DRAFT: Math by Intuition

For the uninitiated, math often feels like a foreign language, maybe not even from this world. But it is far from that. The roots of the field lie deep in the foundations of how we perceive and understand the world.

When you look at the desk you may be sitting at right now, you understand the scene before you as an aggregation of objects, not just a complex sea of colors. There is a mug, a laptop, some paper, a pen, all of which have lots of different other properties, but the important part is that we see each item as a distinct object. In our mind, we can do lots of things with these objects. We can group some together (to form a set), we can count the items in a group, we can compare different groups with each other. All of these are mathematical operations.

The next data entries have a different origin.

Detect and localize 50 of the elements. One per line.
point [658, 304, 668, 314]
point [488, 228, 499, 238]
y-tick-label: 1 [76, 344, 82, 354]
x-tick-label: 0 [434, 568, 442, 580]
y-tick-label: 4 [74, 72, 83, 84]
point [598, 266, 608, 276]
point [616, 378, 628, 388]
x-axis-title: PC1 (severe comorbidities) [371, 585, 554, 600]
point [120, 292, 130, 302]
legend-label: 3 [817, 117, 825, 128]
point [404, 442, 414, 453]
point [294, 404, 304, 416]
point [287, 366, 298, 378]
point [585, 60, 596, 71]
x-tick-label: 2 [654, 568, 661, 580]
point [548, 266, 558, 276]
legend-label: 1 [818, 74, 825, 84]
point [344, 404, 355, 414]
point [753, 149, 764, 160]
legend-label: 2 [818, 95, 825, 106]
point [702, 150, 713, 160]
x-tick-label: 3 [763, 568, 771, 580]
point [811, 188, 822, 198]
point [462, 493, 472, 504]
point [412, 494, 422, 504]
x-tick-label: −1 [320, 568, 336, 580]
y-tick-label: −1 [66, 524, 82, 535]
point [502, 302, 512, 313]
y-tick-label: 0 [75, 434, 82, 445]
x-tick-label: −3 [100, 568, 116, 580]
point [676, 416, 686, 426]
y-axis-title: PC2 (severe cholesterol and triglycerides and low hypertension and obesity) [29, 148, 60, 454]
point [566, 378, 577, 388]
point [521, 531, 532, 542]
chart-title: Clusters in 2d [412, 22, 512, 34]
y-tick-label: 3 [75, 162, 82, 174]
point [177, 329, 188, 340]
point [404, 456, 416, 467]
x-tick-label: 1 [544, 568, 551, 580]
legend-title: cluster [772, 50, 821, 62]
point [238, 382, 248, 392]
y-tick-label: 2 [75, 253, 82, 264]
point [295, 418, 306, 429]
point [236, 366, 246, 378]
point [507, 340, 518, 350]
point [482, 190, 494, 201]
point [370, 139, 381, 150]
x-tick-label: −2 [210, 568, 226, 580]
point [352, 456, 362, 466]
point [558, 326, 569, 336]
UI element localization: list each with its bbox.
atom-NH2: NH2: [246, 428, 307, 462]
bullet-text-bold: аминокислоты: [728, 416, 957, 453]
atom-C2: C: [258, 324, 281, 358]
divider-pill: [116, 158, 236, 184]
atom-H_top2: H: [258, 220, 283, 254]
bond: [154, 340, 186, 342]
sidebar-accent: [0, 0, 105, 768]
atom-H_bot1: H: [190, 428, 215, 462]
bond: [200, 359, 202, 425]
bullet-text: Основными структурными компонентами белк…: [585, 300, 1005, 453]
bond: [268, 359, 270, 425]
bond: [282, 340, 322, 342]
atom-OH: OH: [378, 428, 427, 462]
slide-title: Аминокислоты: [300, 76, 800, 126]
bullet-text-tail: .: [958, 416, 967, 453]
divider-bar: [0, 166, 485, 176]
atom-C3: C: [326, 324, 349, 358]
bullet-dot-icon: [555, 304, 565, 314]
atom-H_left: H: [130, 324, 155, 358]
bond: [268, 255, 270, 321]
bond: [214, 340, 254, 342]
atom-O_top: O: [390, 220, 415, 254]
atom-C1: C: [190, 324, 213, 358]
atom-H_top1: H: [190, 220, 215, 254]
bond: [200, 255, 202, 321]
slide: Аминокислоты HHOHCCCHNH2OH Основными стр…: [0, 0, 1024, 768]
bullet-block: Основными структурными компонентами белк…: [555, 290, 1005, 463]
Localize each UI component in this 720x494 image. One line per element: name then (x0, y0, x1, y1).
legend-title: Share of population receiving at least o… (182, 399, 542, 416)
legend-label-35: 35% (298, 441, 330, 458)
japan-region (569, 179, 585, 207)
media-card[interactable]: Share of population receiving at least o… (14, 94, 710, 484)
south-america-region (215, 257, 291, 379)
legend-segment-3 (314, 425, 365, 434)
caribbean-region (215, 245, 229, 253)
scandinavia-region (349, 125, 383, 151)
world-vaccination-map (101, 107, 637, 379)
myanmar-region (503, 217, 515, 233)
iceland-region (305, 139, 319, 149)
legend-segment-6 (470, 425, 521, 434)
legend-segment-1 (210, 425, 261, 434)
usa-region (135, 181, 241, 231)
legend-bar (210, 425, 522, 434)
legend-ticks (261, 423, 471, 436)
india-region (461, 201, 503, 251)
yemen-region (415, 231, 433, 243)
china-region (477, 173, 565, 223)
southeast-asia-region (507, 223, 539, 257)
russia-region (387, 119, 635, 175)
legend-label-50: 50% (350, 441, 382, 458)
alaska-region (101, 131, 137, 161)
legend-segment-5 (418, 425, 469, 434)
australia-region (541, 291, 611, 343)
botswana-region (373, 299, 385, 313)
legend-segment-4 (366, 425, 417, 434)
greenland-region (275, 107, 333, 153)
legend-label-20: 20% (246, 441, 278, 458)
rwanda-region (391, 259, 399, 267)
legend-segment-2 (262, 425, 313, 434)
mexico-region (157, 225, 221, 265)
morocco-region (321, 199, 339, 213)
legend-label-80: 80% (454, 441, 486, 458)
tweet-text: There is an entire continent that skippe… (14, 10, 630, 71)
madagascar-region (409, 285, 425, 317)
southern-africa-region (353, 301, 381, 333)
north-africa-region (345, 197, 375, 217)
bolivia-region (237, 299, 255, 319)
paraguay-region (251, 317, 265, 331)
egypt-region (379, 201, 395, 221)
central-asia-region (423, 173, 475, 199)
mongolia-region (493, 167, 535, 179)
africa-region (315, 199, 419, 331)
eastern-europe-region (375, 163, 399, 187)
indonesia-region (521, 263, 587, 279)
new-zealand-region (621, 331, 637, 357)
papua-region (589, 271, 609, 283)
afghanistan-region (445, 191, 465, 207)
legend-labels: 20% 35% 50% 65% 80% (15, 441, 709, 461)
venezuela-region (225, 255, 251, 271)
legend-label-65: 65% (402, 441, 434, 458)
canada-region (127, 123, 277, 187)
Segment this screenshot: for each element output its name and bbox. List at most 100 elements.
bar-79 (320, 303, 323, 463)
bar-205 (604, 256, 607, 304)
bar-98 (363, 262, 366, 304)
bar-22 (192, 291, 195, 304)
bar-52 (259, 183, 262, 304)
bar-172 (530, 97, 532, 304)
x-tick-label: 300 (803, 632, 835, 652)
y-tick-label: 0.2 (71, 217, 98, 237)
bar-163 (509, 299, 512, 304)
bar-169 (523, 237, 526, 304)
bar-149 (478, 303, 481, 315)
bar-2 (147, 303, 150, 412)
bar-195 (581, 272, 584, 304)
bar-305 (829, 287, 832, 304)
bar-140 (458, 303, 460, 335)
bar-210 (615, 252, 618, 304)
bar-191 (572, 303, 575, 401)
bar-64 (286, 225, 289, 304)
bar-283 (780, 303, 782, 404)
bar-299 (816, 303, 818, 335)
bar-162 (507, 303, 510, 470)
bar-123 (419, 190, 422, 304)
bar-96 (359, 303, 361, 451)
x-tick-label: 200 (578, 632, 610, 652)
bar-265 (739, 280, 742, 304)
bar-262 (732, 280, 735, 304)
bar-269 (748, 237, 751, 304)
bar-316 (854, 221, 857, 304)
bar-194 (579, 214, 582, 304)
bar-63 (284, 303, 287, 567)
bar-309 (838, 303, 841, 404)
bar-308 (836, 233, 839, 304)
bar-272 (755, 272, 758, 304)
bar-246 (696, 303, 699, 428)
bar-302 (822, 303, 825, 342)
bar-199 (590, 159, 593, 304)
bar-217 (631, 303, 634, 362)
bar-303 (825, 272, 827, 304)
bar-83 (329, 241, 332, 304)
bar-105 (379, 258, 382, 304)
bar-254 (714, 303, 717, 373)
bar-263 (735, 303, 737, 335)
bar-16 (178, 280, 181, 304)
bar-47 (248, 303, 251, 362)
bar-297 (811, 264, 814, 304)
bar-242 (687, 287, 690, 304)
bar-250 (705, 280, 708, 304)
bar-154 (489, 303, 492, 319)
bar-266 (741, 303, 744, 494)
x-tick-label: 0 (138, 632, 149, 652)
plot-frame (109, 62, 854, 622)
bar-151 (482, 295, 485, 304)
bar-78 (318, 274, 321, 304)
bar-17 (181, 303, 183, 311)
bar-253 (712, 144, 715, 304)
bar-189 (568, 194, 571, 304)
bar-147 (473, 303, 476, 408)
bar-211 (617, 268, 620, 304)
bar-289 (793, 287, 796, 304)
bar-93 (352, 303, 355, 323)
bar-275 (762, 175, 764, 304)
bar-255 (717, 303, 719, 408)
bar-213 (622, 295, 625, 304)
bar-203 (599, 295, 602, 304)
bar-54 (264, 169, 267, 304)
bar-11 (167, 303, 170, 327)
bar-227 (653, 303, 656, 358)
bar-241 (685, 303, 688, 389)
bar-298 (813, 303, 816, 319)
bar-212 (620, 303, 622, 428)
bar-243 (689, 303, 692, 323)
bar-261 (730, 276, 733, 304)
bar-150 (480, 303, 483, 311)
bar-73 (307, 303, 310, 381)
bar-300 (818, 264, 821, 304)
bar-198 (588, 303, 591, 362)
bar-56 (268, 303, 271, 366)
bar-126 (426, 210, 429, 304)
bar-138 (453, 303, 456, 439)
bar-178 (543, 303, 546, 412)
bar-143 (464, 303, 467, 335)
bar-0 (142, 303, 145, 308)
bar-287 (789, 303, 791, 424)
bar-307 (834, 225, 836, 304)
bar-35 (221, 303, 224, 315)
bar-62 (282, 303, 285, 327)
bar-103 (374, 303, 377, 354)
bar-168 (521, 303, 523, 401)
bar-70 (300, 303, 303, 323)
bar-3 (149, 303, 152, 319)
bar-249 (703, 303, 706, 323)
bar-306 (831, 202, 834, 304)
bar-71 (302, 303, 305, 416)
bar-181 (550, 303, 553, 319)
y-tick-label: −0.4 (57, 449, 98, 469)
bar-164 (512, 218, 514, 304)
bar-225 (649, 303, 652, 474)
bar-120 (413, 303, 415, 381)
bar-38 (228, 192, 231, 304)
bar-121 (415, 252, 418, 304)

What are we doing when counting a group of objects? We create an abstraction, or a model, that captures a property of this group. Let's say I got a bunch of apples that I count with my fingers. My fingers now represent the amount of apples in my possession. Why is this useful? Suppose you're asking me for two apples. By removing two fingers from my count, I can quickly determine how much apples I would be left with after giving in to your demand, without having to manipulate the apples themselves.

Now fingers and apples have (close to) nothing to do with each other. The link I constructed between my fingers and the apples is not part of the (outside) world, but is real in an idealistic sense. (An interesting application of this are modern computers. All the inside of a processing unit does is a complex manipulation of electromagnetic states. Only by assigning mathematical abstractions to these states and state changes is a computer doing useful things for us. The math is not in the computer but in the engineers that designed it.) Instead of always having to use real objects for models, math provides us the toolset to create these abstractions independently. Instead of being confined to using our fingers (or stones, sticks, ...), assigning numbers allows to be agnostic about the methods used to get to that count and what we do with it after.

In other words, math is the language of abstraction.

What makes math powerful is the ability to talk about itself, to develop the language independently of the things it is abstracting. But this tendency is also what gives mathematicians the reputation of sitting in their ivory tower, working on problems completely detached from any practicality. But we should not forget the advances made through concrete problems in other fields, that could not be tackled by the methods available at the time, specifically in physics. Math is pushed forward by both the theoretician as well as the applied mathematician.

At the same time, we should not make the error of mistaking the model for the real thing. The ideas of math seem so powerful that not just a few people see it as the fundamental fabric of the universe. I disagree with this. Instead of math being unreasonably effective due to capturing some fundamental feature of the universe, it rather seems to me that math formalizes how we as humans reason about the world.

Teaching should reflect this relationship between math and our intuitive understanding of the world. In teaching math there is always the dichotomy between teaching abstract theory and practical application. In my personal experience, neither is sufficient to get a solid understanding. Teaching practical application alone gives people the tools they supposedly need, but not the understanding to circumnavigate problems that arise when these tools stop working. For the well-trained and most gifted, theory alone might give them the ability to use all the tools they need, but that is certainly not true for everyone. Tying the theory to an intuitive understanding is often what is needed to illuminate the subject, make the pieces fall into place.

Maybe this is a personal grudge showing through, but to me the worst offender here is statistics, in the way it is classically taught at universities. It typically begins with a very abstract introduction to probability theory and then jumps straight into the application of t-tests and the like, without establishing a proper link and intuition that will help the student to quickly understand other approaches and new methods. (The times are changing though, there is now a lot of great material out there. Statistical Rethinking by Richard McElreath is one of many.)

I would like to create a handbook of mathematical abstraction. The goal of this handbook is to lay out the tools of modern mathematics in a way that connects them to human reasoning.

It should be clear by now that this project is not supposed to give the most rigorous account of the field, I certainly would not be qualified for that. It is as much a project to teach myself as to hopefully help others learn math in an efficient and hopefully fun way. (There's also a philosophical component to it. I want to explore the connection between human perception, human reasoning and mathematics I tried to argue for here. As the tools of mathematics are widely used in modern science, there are also epistemiological implications to it.)

On a technical note, I want to integrate this handbook with all the possibilities digital media offers: interactive diagrams, assisted problems for practicing, audio and/or video, et cetera.